The United States had backed Saddam Hussein in Iraq’s long war with Iran, but by the time the war ended in 1988 Iraq was deeply in debt—not least to neighboring Kuwait. That and other disputes involving oil revenues led to Iraq’s invasion in August 1990. The White House rejected Hussein’s peace overtures, stating flatly that negotiations could not begin until Iraq withdrew from Kuwait. In The Nation of February 4, 1991, the great Andy Kopkind published a cover story, “The Wider War.”
If Bush does get his quick victory, the wider war will still be far from finished. The costs of victory are staggering, not only economically but in domestic and international political and moral costs. The restoration of a despised and degenerate emirate in Kuwait will not produce the stability the generals predict. The further militarization of America will not construct a stable society. Standards of living have been declining for twenty years; the structural flaws in the system have nothing to do with Saddam Hussein.
Part of the purpose of Bush’s action was to destroy the “post-Vietnam syndrome,” to show Americans that war need not be costly, either in lives or treasure.
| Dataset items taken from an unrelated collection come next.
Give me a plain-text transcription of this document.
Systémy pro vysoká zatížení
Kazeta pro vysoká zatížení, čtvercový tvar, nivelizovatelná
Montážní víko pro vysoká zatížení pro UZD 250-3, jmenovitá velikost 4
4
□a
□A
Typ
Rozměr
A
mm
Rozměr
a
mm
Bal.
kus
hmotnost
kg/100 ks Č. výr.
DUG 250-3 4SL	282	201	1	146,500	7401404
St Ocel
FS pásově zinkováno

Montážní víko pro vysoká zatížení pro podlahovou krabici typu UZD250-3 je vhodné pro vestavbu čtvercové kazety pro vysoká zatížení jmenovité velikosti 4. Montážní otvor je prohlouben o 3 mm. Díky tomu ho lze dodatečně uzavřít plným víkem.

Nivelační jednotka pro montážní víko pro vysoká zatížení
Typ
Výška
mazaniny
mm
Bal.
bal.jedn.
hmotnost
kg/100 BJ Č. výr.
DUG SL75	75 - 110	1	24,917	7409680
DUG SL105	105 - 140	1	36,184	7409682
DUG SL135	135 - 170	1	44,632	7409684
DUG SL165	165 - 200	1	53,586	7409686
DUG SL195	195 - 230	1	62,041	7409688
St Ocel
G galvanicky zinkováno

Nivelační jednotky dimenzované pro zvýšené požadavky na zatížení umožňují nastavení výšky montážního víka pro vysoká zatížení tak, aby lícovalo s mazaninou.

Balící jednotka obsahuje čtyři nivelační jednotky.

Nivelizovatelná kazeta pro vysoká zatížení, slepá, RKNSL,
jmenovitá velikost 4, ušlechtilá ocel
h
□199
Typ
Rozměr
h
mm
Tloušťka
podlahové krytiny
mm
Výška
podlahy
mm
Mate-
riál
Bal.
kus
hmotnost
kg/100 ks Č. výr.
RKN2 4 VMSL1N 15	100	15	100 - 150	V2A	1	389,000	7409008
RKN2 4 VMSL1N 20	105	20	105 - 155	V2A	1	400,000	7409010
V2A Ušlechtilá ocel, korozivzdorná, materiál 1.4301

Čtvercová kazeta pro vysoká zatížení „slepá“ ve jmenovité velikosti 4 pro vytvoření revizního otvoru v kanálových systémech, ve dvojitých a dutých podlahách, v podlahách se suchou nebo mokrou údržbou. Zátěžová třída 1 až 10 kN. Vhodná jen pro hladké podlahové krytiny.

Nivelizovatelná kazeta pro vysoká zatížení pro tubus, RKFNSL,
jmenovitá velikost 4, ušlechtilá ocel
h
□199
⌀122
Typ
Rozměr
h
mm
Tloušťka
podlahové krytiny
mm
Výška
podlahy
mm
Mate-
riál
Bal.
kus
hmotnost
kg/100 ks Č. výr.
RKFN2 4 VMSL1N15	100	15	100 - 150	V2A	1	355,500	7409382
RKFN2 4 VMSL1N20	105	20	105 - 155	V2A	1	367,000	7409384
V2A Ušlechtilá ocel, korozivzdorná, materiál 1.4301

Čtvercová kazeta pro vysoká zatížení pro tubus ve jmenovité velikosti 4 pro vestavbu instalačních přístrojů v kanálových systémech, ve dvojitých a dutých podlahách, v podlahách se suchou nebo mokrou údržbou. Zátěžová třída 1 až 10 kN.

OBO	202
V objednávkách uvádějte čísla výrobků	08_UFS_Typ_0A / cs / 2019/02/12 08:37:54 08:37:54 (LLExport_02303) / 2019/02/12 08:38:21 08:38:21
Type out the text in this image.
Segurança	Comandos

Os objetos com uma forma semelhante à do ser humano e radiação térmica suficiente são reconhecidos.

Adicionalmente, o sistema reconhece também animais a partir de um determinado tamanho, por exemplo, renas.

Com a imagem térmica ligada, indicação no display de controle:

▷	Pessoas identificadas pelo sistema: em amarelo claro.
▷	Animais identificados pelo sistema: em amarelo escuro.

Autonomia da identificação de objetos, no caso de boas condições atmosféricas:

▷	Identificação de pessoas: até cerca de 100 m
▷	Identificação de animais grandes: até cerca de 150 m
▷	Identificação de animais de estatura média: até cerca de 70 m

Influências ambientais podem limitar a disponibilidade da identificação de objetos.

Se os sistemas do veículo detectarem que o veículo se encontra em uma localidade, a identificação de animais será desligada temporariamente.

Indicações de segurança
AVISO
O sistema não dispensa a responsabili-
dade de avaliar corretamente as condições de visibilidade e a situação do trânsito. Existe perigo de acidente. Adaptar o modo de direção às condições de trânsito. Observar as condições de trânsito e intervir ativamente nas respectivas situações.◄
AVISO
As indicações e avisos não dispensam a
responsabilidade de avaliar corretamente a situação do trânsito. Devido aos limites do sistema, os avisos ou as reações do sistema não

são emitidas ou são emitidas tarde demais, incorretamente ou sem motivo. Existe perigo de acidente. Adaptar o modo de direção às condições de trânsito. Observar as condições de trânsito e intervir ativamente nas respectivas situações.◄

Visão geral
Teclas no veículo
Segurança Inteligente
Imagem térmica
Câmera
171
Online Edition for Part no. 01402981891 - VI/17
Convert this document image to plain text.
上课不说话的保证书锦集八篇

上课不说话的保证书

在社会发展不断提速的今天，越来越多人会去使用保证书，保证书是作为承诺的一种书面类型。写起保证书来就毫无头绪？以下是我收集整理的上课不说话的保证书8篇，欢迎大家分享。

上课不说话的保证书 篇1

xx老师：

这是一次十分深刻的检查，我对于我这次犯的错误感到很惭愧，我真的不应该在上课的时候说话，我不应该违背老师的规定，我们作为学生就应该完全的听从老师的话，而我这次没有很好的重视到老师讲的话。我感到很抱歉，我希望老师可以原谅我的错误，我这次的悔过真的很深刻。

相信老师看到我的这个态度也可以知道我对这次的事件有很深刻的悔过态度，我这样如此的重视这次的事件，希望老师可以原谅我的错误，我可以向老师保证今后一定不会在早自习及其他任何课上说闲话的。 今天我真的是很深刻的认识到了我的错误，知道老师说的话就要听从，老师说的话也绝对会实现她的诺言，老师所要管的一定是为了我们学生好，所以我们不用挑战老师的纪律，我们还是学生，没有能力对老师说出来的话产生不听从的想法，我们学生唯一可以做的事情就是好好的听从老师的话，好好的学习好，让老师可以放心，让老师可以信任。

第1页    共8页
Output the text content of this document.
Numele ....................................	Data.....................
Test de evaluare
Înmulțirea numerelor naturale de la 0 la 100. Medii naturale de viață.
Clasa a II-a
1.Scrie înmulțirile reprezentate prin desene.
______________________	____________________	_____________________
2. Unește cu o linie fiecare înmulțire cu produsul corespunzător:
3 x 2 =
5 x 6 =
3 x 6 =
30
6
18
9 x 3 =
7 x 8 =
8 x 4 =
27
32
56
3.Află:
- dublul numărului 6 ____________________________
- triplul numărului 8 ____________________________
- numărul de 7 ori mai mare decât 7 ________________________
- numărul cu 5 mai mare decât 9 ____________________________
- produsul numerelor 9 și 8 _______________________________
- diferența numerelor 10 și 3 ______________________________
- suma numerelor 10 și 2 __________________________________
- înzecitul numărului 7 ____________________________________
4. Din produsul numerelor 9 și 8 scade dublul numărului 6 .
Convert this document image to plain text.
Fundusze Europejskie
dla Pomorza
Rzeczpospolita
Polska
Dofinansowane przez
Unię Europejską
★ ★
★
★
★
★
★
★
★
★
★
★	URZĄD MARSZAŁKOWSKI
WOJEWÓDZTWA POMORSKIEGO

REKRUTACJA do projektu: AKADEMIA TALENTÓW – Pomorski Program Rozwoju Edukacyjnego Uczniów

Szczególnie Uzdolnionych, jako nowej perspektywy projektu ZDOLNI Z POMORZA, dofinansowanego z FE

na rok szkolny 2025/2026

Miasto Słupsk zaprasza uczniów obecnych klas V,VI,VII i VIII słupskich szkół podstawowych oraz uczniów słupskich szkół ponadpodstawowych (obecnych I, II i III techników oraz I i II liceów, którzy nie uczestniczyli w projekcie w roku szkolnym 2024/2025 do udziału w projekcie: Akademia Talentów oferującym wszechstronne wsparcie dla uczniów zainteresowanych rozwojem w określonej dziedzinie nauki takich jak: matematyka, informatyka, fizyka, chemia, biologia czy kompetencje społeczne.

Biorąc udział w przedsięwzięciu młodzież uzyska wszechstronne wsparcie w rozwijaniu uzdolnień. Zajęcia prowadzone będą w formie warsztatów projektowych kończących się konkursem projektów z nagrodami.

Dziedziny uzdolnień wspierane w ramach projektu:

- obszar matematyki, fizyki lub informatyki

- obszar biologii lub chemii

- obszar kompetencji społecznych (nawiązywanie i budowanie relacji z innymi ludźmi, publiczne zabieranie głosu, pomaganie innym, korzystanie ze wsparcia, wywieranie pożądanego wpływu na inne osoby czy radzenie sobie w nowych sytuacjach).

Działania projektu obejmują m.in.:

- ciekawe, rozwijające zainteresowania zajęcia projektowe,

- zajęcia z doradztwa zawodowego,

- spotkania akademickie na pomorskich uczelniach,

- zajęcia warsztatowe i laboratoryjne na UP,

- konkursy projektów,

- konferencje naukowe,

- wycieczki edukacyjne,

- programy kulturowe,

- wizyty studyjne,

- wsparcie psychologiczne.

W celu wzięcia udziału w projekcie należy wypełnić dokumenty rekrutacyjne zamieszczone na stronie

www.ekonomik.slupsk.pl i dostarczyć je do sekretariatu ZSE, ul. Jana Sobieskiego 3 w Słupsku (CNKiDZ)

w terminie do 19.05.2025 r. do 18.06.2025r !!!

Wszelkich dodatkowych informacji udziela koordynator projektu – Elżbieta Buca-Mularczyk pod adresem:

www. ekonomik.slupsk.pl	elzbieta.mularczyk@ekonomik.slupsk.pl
The job of the peace movement now is to expose all the expenses of the military/imperial project: not only for ourselves but for billions of people struggling and suffering, in confused and imperfect ways, to get some control over their lives and destiny. What we can call for now is talking, not bombing, disengagement, not confrontation, peacemaking rather than warmaking, and above all, respect for those who would be truly independent of the great power with the most hardware.